Tigre Branco

Vindo de Espanha, chegou-nos por mão amiga este texto (recomendação) que traduzimos e agora publicamos, ficando desde já a aguardar a chegada deste livro ao nosso país, o que se prevê para Março próximo.

* * *

Por Fernando Sánchez Drago
Há muito tempo que não recomendo um livro. Hoje recomendarei um que me foi recomendado por Javier Moro. Por certo que recomendo também o seu último (El sari rojo, Seix Barral) e todos os anteriores. Javier tem a virtude – penso eu – de adiantar-se sempre: escreve os livros que eu gostaria de escrever. Isso dá-me alguma raiva, mas não me impede de ser-lhe devoto, render-lhe admiração e professar-lhe amizade.

O livro ao qual me vou referir-me é uma novela, trata da Índia de hoje, foi escrita por Aravind Adiga e chama-se Tigre Branco. Ganhou o Main Booker Prize de 2008. A edição espanhola, traduzida com pulso firme por Santiago del Rey, é da Miscelânea. O seu autor nasceu em 1974, vive em Bombaim e foi responsável da revista Time e do Financial Times.
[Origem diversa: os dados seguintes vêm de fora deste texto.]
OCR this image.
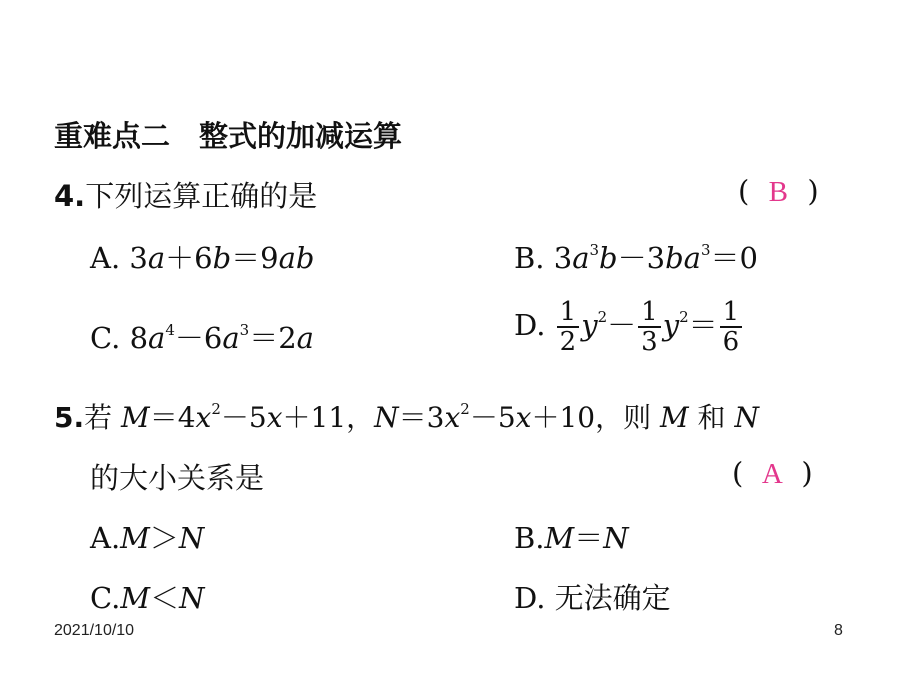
重难点二　整式的加减运算
4.下列运算正确的是	( B )
A. 3a＋6b＝9ab	B. $3a^3b-3ba^3=0$
C. $8a^4-6a^3=2a$	D. $\frac{1}{2} y^2- \frac{1}{3} y^2= \frac{1}{6}$
5.若 $M=4x^2-5x+11$，$N=3x^2-5x+10$，则 M 和 N
的大小关系是	( A )
A.M＞N	B.M＝N
C.M＜N	D. 无法确定
2021/10/10	8
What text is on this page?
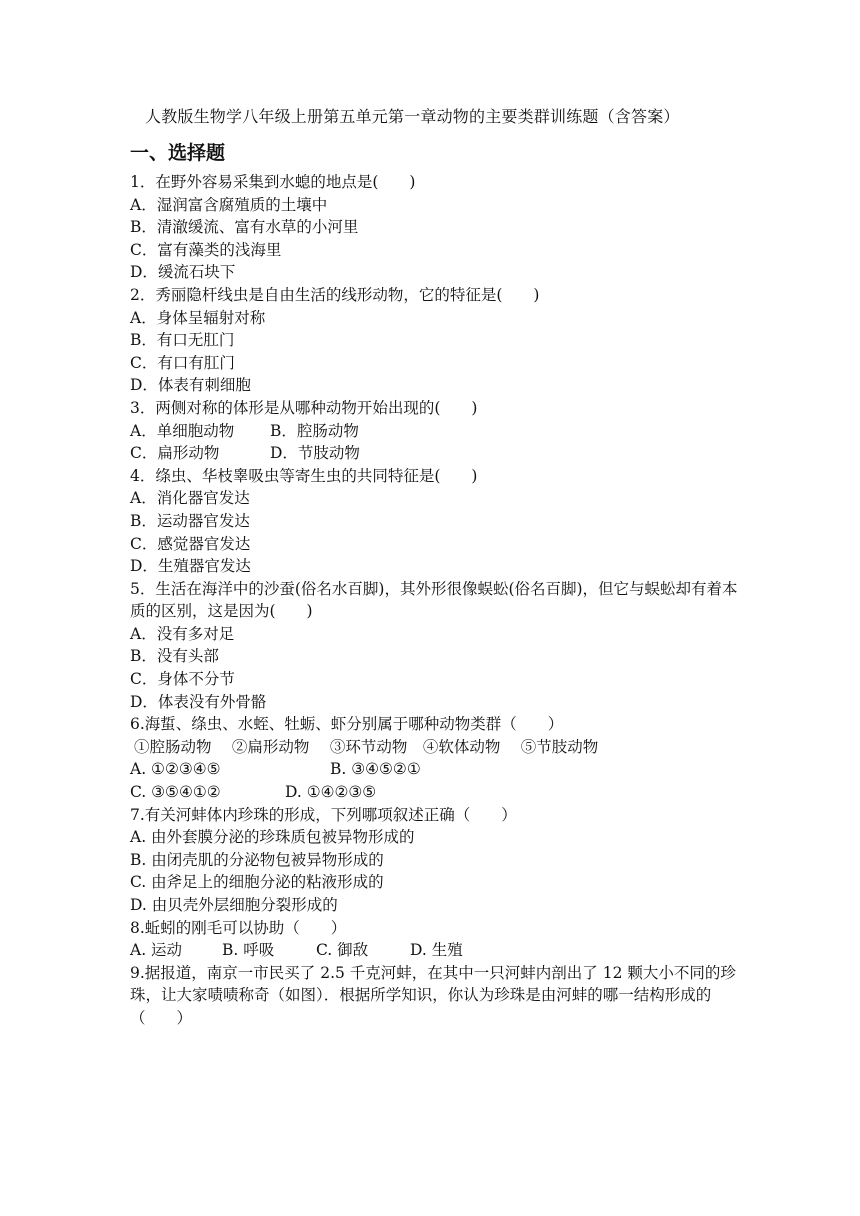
人教版生物学八年级上册第五单元第一章动物的主要类群训练题（含答案）
一、选择题
1．在野外容易采集到水螅的地点是(　　)
A．湿润富含腐殖质的土壤中
B．清澈缓流、富有水草的小河里
C．富有藻类的浅海里
D．缓流石块下
2．秀丽隐杆线虫是自由生活的线形动物，它的特征是(　　)
A．身体呈辐射对称
B．有口无肛门
C．有口有肛门
D．体表有刺细胞
3．两侧对称的体形是从哪种动物开始出现的(　　)
A．单细胞动物	B．腔肠动物
C．扁形动物	D．节肢动物
4．绦虫、华枝睾吸虫等寄生虫的共同特征是(　　)
A．消化器官发达
B．运动器官发达
C．感觉器官发达
D．生殖器官发达
5．生活在海洋中的沙蚕(俗名水百脚)，其外形很像蜈蚣(俗名百脚)，但它与蜈蚣却有着本质的区别，这是因为(　　)
A．没有多对足
B．没有头部
C．身体不分节
D．体表没有外骨骼
6.海蜇、绦虫、水蛭、牡蛎、虾分别属于哪种动物类群（　　）
①腔肠动物　 ②扁形动物　 ③环节动物　④软体动物　 ⑤节肢动物
A. ①②③④⑤	B. ③④⑤②①
C. ③⑤④①②	D. ①④②③⑤
7.有关河蚌体内珍珠的形成，下列哪项叙述正确（　　）
A. 由外套膜分泌的珍珠质包被异物形成的
B. 由闭壳肌的分泌物包被异物形成的
C. 由斧足上的细胞分泌的粘液形成的
D. 由贝壳外层细胞分裂形成的
8.蚯蚓的刚毛可以协助（　　）
A. 运动	B. 呼吸	C. 御敌	D. 生殖
9.据报道，南京一市民买了 2.5 千克河蚌，在其中一只河蚌内剖出了 12 颗大小不同的珍珠，让大家啧啧称奇（如图）．根据所学知识，你认为珍珠是由河蚌的哪一结构形成的（　　）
Costumo eu dizer que ninguém escreve boas novelas antes dos quarenta anos. Tigre Branco demonstra que estava equivocado. Trata-se, além disso, do seu primeiro livro. Pertence a um género inventado em Espanha: la picaresca. Mas uma picaresca rica em cargas de profundidade. Os rugidos e a garra deste tigre albino ajudam a entender porque é que a Índia dos nossos dias, com seus méritos e os seus defeitos, é o que é e porque era inevitável que assim fosse.
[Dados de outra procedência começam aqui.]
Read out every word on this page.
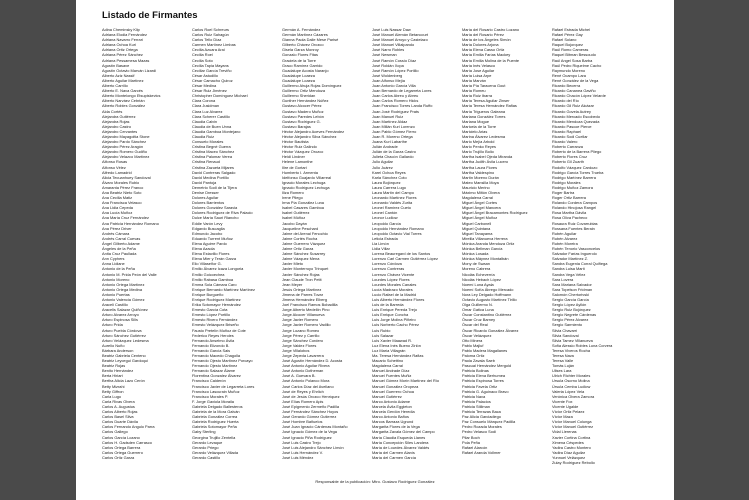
Listado de Firmantes
Adina Cheminsky Klip
Adriana Elodia Fernández
Adriana Navarro Ferrari
Adriana Ochoa Kuri
Adriana Ortiz Ortega
Adriana Pérez Sánchez
Adriana Pessamesa Mazas
Agustín Basave
Agustín Octavio Marván Lizardi
Alberto Aziz Nassif
Alberto Aguilar Martínez
Alberto Carrillo
Alberto E. Nava Garcés
Alberto Montelongo Etsupiskevics
Alberto Narváez Cebrián
Alberto Robles González
Alda Cortés
Alejandra Gutiérrez
Alejandra Rojas
Alejandro Castro
Alejandro Cervantes
Alejandro Mayagoitia Stone
Alejandro Pardo Sánchez
Alejandro Pérez Aragón
Alejandro Romero Gudiño
Alejandro Velazco Martínez
Alfonso Rosas
Alfonso Vélez
Alfredo Lamadrid
Alicia Tecuanhuey Sandoval
Álvaro Morales Rubio
Amaranta Pérez Franco
Ana Beatriz Nieto Soto
Ana Cecilia Matiz
Ana Francisca Velasco
Ana Lidia Cepeda
Ana Lucía Muñoz
Ana María Cruz Fernández
Ana Patricia Hernández Romano
Ana Pérez Driver
Andrés Cámara
Andrés Carral Cuevas
Ángel Gilberto Adame
Ángeles de la Peña
Anita Cruz Paullada
Ann Cyphers
Anna Lidiane
Antonio de la Peña
Antonio M. Prida Peón del Valle
Antonio Moreno
Antonio Ortega Martínez
Antonio Ortega Medina
Antonio Puertas
Antonio Valencia Gómez
Araceli Castillo
Aracelis Salazar Quiñónez
Arturo Alvarez Arroyo
Arturo Espinosa Silis
Arturo Prida
Arturo Puebla Córdova
Arturo Sánchez Gutiérrez
Arturo Velázquez Ledesma
Aurelio Nuño
Bárbara Anderson
Beatriz Gabriela Centeno
Beatriz Leycegui Gardoqui
Beatriz Rojas
Benito Hernández
Berta Hiriart
Bertha Alicia Lazo Cerón
Betty Mizrahi
Betty Giffron
Carla Lugo
Carla Rivas Olvera
Carlos A. Augustus
Carlos Alberto Rojas
Carlos Basel Silva
Carlos Duarte Dávila
Carlos Fernando Angulo Parra
Carlos Gallego
Carlos García Lozano
Carlos H. Gadsden Carrasco
Carlos Ortega Barrera
Carlos Ortega Guerrero
Carlos Ortiz Garza
Carlos Roel Schreurs
Carlos Ruiz Sahagún
Carlos Tello Díaz
Carmen Martínez Limbas
Cecilia Azuara Arai
Cecilia Roel
Cecilia Soto
Cecilia Tapia Mayans
Ceciliar García Treviño
César Astudillo
César Camacho Quiroz
César Medina
César Ruiz Jiménez
Christopher Domínguez Michael
Clara Corona
Clara Jusidman
Clara Luz Alvarez
Clara Scherer Castillo
Claudia Calvin
Claudia de Buen Unna
Claudia Gamboa Montejano
Claudia Ruiz
Consuelo Morales
Cristina Begné Guerra
Cristina Maceo Sánchez
Cristina Palomar Verea
Cristina Renaud
Cristina Zazueta Mijares
David Contreras Salgado
David Medina Portillo
David Pantoja
Demetrio Sodi de la Tijera
Denise Dresser
Dolores Aguilar
Dolores Barrientos
Dolores González Saravia
Dolores Rodríguez de Riva Palacio
Dulce María Sauri Riancho
Eddie Varón Levy
Edgardo Buscaglia
Edmundo Jacobo
Eduardo Turrent Muñoz
Elena Aguirre Pardo
Elena Azaola
Elena Estavillo Flores
Elena Mier y Terán Garza
Elio Villaseñor G.
Emilio Álvarez Icaza Longoria
Emilio Goicoechea
Emilio Rabasa Gamboa
Emma Sola Cámara Caro
Enrique Bernardo Martínez Martínez
Enrique Burgueño
Enrique Rodríguez Martínez
Erika Sotomayor Hernández
Ernesto García Cota
Ernesto López Portillo
Ernesto Rivero Fernández
Ernesto Velázquez Briseño
Fausto Pretelín Muñoz de Cote
Federico Reyes Heroles
Fernando Anselmo Ávila
Fernando Elizondo B.
Fernando García Sais
Fernando Macedo Chagolla
Fernando Ojesto Martínez Porcayo
Fernando Ojesto Martínez
Fernando Salazar Álame
Florentina Gonzalez Álvarez
Francisco Calderón
Francisco Javier de Legarreta Lores
Francisco Lascurain Muñoz
Francisco Morales P.
F. Jorge Gaxiola Moraila
Gabriela Delgado Ballesteros
Gabriela de la Mora Galván
Gabriela González Correa
Gabriela Rodríguez Huerta
Gabriela Sotomayor Peña
Gaby Sterling
Georgina Trujillo Zentella
Gerardo Levaque
Gerardo Priego
Gerardo Velázquez Villada
Gerardo Castillo
Germán A. Fernández
Germán Martínez Cázares
Gianna Paola Dalle Mese Parisé
Gilberto Chávez Orozco
Gisela Garza Monroy
Gonzalo Flores Fitas
Graciela de la Torre
Graco Ramírez Garrido
Guadalupe Acosta Naranjo
Guadalupe Loaeza
Guadalupe Loaeza
Guillermo Ahuja Rojas Domínguez
Guillermo Ortiz Mendoza
Guillermo Sheridan
Gunther Hernández Núñez
Gustavo Alcocer Pérez
Gustavo Madero Muñoz
Gustavo Paredes Lebón
Gustavo Rodríguez G.
Gustavo Barajas
Héctor Alejandro Aceves Fernández
Héctor Alejandro Silva Sánchez
Héctor Bautista
Héctor Ruiz Galindo
Héctor Vázquez Orozco
Heidi Lindner
Helene Lamonthe
Ilire de Gortari
Humberto I. Armenta
Idelfonso Guajardo Villarreal
Ignacio Morales Lechuga
Ignacio Rodríguez Lechuga
Iliza Romero
Irene Pliego
Irma Pía González Luna
Isabel Casares Gamboa
Isabel Gutiérrez
Isabel Múñoz
Jacobo Dayán
Jacqueline Peschard
Jaime del Arenal Fenochio
Jaime Cortés Rocha
Jaime Guerrero Vázquez
Jaime Ortiz Garza
Jaime Sánchez Susarrey
Jaime Vázquez Mena
Javier Mieto
Javier Monterroyo Trinquet
Javier Sánchez Rojas
Jean Claude Tron Petit
Jean Meyer
Jesús Ortega Martínez
Jimena de Parres Tovar
Jimena Hernández Elberg
Joel Francisco Ramos Bobadilla
Jorge Alberto Medellín Pino
Jorge Alcocer Villanueva
Jorge Javier Romero
Jorge Javier Romero Vadillo
Jorge Lozano Romeo
Jorge Pérez y Carrillo
Jorge Sánchez Cordero
Jorge Valdez Flores
Jorge Villalobos
Jorge Zepeda Lavarrera
José Agustín Hernández D. Acosta
José Antonio Aguilar Rivera
José Antonio Dotheman
José A. Guevara B.
José Antonio Polanco Mora
José Carlos Díaz del Avellano
José de Reyes y Ehrlich
José de Jesús Orozco Henríquez
José Elías Romero Apis
José Epigmenio Zermeño Padilla
José Fernández Sánchez Hoyos
José Gerardo Gómez Gutierrez
José Hombre Bañuelos
José Juan Ignacio Cárdenas Montaño
José Ignacio Gómez de la Vega
José Ignacio Piña Rodríguez
José Luis Castro Trejo
José Luis Alejandro Sánchez Limón
José Luis Hernández V.
José Luis Méndez
José Luis Nassar Daw
José Manuel Alemán Betancourt
José Manuel Arroyo y Castelazo
José Manuel Villalpando
José Narro Robles
José Newman
José Ramón Cossío Díaz
José Roldán Xopa
José Ramón López Portillo
José Woldenberg
Juan Alfonso Mejía
Juan Antonio García Villa
Juan Bernardo de Legarreta Lores
Juan Carlos Abreu y Abreu
Juan Carlos Romero Hicks
Juan Francisco Torres Landa Ruffo
Juan José Rodríguez Prats
Juan Manuel Ruiz
Juan Martínez Aldaz
Juan Millán Kuri Lorenzo
Juan Pablo Gómez Fierro
Juan R. Moreno Ortega
Juana Kuri Labarthe
Julián Andrade
Julián de la Garza Castro
Julieta Chacón Gallardo
Julio Aguilar
Julio Juárez
Karel Ochoa Reyes
Karla Sánchez Coto
Laura Bojórquez
Laura Carrera Lugo
Laura Martín del Campo
Leonardo Martínez Flores
Leonardo Valdés Zurita
Leonel Ramírez Cueto
Leonel Cantón
Leonor Ludlow
Leopoldo García
Leopoldo Hernández Romano
Leopoldo Octavio Vial Torres
Leticia Estrada
Lia Limón
Lidia Villar
Lorena Beauregard de los Santos
Lorenzo Carl Carmen Gutiérrez López
Lorenzo Córdova
Lorenzo Contreras
Lorenzo Chávez Vicente
Lourdes López Flores
Lourdes Morales Canales
Lucía Madrazo Morales
Lucio Rafael de la Madrid
Luis Alberto Hernández Flores
Luis de la Barreda
Luis Enrique Pereda Trejo
Luis Enrique Concha
Luis Jorge Molina Piñeiro
Luis Norberto Cacho Pérez
Luis Rubio
Luis Salazar
Luis Xavier Maawad R.
Luz Elena Inés Bueno Zirión
Luz María Villagrán
Ma. Teresa Hernández Rafias
Macario Schettino
Magdalena Carral
Manuel Andrade Díaz
Manuel Fuentes Muñiz
Manuel Gómez Morín Martínez del Río
Manuel González Oropeza
Manuel Guerrero Ochoa
Manuel Gutiérrez
Marco Antonio Adame
Marcela Ávila Eggleton
Marcela Gerdón Heredia
Marco Antonio Baños
Marcos Barraza Ugrund
Margarita Flores de la Vega
Margarita Zavala Gómez del Campo
María Claudia Esqueda Llanes
María Concepción Siles Landera
María de Lourdes Álvarez Valdés
María del Carmen Alanís
María del Carmen García
María del Rosario Castro Lozano
María del Rosario Pérez
María de los Ángeles Simón
María Dolores Arjona
María Elena Casso Ortiz
María Emilia Farías Mackey
María Emilia Molina de la Puente
María Inés Velasco
María Jose Aguilar
María Luisa Arpe
María Marván
María Pía Taracena Gout
María Romeu
María Ruiz Ibarra
María Teresa Aguilar Zinser
María Teresa Hernández Rafias
María Trigueros Galeana
Mariana González Torres
Mariana Mogue
Maricela de la Torre
Maricielo Arias
Marina Álvarez Ledesma
Mario Mejía Arbold
Mario Penko Reyes
Mario Trujillo Bolio
Martha Isabel Ojeda Miranda
Martha Judith Ávila Lucero
Martha Laura Flores
Martha Valdespino
Martín Moreno Durán
Mateo Mansilla Moya
Mauricio Merino
Máximo Miltón Olvera
Magdalena Carral
Miguel Ángel Cortes
Miguel Ángel Mancera
Miguel Ángel Bracamontes Rodríguez
Miguel Ángel Muñoz
Miguel Carbonell
Miguel Quintana
Miguel Tanayama
Mireilla Villanueva Herrera
Mónica Aranda Mendoza Ortiz
Mónica Bellman García
Mónica Losada
Mónica Máynez Montalbán
Mony de Swaan
Moreno Cabrera
Nicolás Echeverría
Nicolás Hebach López
Noemí Luna Ayala
Noemí Sofía Ábrego Mercado
Nora Ley Delgado Hoffmann
Octavio Augusto Martínez Tirillo
Olga Guillermo N.
Omar Gatica Luna
Óscar Constantino Gutiérrez
Óscar Cruz Barney
Óscar del Real
Óscar Ricardo González Álvarez
Óscar Velázquez
Otto Minera
Pablo Majluf
Pablo Madera Magallanes
Paloma Ortiz
Paola Zavala Saeb
Pascual Hernández Mergold
Patricia Bolinas
Patricia Elena Berhumea
Patricia Espinosa Torres
Patricia Favela Ortiz
Patricia G. Aguinaco Bravo
Patricia Nava
Patricia Palacios
Patricia Stillman
Patricia Terrazas Baca
Paz Alicia Garciadiego
Paz Consuelo Márquez Padilla
Pedro Rozada Morales
Pedro Velasco Sodi
Pilar Boch
Pola Peña
Rafael Alarcón
Rafael Aranda Vollmer
Rafael Estrada Michel
Rafael Pérez Gay
Rafael Solano
Raquel Bojorquez
Raúl Romo Cameras
Raquel Bitman Bessoudo
Raúl Angel Sosa Barba
Raúl Pedro Riquelme Cacho
Raymundo Moreno
René Ocampo Lara
René González de la Vega
Ricardo Becerra
Ricardo Cananea Gaviño
Ricardo Chacón López Velarde
Ricardo del Río
Ricardo Gil Ruiz Alcázar
Ricardo Govela Autrey
Ricardo Mercado Escobedo
Ricardo Mendoza Quezada
Ricardo Pascoe Pierce
Ricardo Raphael
Ricardo Sodi Cuellar
Ricardo Valero
Roberto Carranza
Roberto de la Barrera Pliego
Roberto Flores Cruz
Roberto Gil Zuarth
Rodolfo Vázquez Cardozo
Rodrigo García Torres Trueba
Rodrigo Martínez Barrera
Rodrigo Morales
Rodrigo Muñoz Zamora
Roger Bartra
Roger Ortiz Barrera
Rolando Cordera Campos
Rolando Hinojosa Rangel
Rosa Martha Dávila
Rosa Oliva Pacheco
Rosaura Ruiz Covarrubias
Rossana Fuentes Berain
Rubén Aguilar
Rubén Alvarez
Rubén Moreira
Rubén Tenorio Vasconcelos
Salvador Farías Inguerolo
Salvador Martínez Z.
Sandra Eugenia Corral Quiñega
Sandra Luisa Martí
Sandra Vega Vélez
Sara Lovera
Sara Mariana Salvador
Sara Topelson Fridman
Salomón Chertorivski
Sergio García García
Sergio López Ayllón
Sergio Ruiz Bojórquez
Sergio Negrete Cárdenas
Sergio Pérez Alvarez
Sergio Sarmiento
Silvia Chavarri
Silvia Sandoval
Silvia Tamez Villanueva
Sofía Alessio Robles Luna Corvera
Teresa Viveros Rocha
Teresa Nava
Teresa Valle
Tomás Luján
Ulises Lara
Ulrich Richter Morales
Ursula Osorno Molina
Úrsula Cemba Ludlow
Valeria López Vela
Verónica Olvera Zamora
Vicente Fox
Vicente Ugalde
Víctor Ortiz Pelaez
Víctor Maza
Víctor Manuel Colunga
Víctor Manuel Gutiérrez
Vidal Llerenas
Xavier Cortina Cortina
Ximena Céspedes
Yadira Castro Montero
Yadira Díaz Aguilar
Yunnuel Velázquez
Zulay Rodríguez Rebollo
Responsable de la publicación: Mtro. Gustavo Rodríguez González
Um pequeno excerto? Seja. Transcrevo literalmente, de seguida, não sem antes avisar aos leitores que o que nesse texto se diz a propósito das castas, tão desapreciadas e mal entendidas no Ocidente, poderá ferir a sensibilidade dos judeo-cristãos politicamente correctos.

Eis: este país nos seus dias de grandeza, quando era a nação mais rica da Terra, era como um zoo. Um zoo limpo, ordenado e bem conservado. Cada um feliz e no seu sítio. Os ourives, aqui; os vaqueiros, ali; os senhores, acolá. O que se chama Halwai fabricava doces; o vaqueiro cuidava das vacas, e o intocável limpava as fezes. Os senhores eram amáveis com os seus servos. As mulheres cobriam a cabeça com um véu e baixavam os olhos quando falavam com um estranho. E então, graças a todos estes políticos de Deli, no dia 15 de Agosto de 1947, ou seja, no dia em que os britânicos se foram, todas as jaulas ficaram abertas. Os animais começaram a atacar-se e a destroçar-se uns aos outros e a lei da selva substituiu a lei do zoo. Os mais ferozes, os mais famintos, comeram os restantes e começaram a encher a barriga. Isto era a única coisa que contava agora: o tamanho da barriga. Não importava se eras mulher, muçulmano ou intocável: qualquer um com uma boa pança podia progredir. O pai de meu pai era um Halwai autêntico, um fabricante de doces. Mas quando ele herdou a sua loja, um membro de outra casta roubou-a com ajuda da polícia. O meu pai não tinha uma barriga para defender-se. Por isso foi desalojado até ao fundo do lodo, até ao nível de um condutor de rickshaw. Por isso me arrebataram meu destino de gordinho sorridente de pele cremosa. Em resumo: nos velhos tempos havia na Índia um milhar de castas e de destinos. Hoje em dia só há duas castas: a dos homens com grandes barrigas e a dos homens sem barriga. E só dois destinos: comer ou ser comido.

Quem nasceu ou viveu na Índia (ou pelo menos a percorreu a fundo, como Javier Moro e eu) sabe que Aravind Adiga, doa a quem doer, tem razão.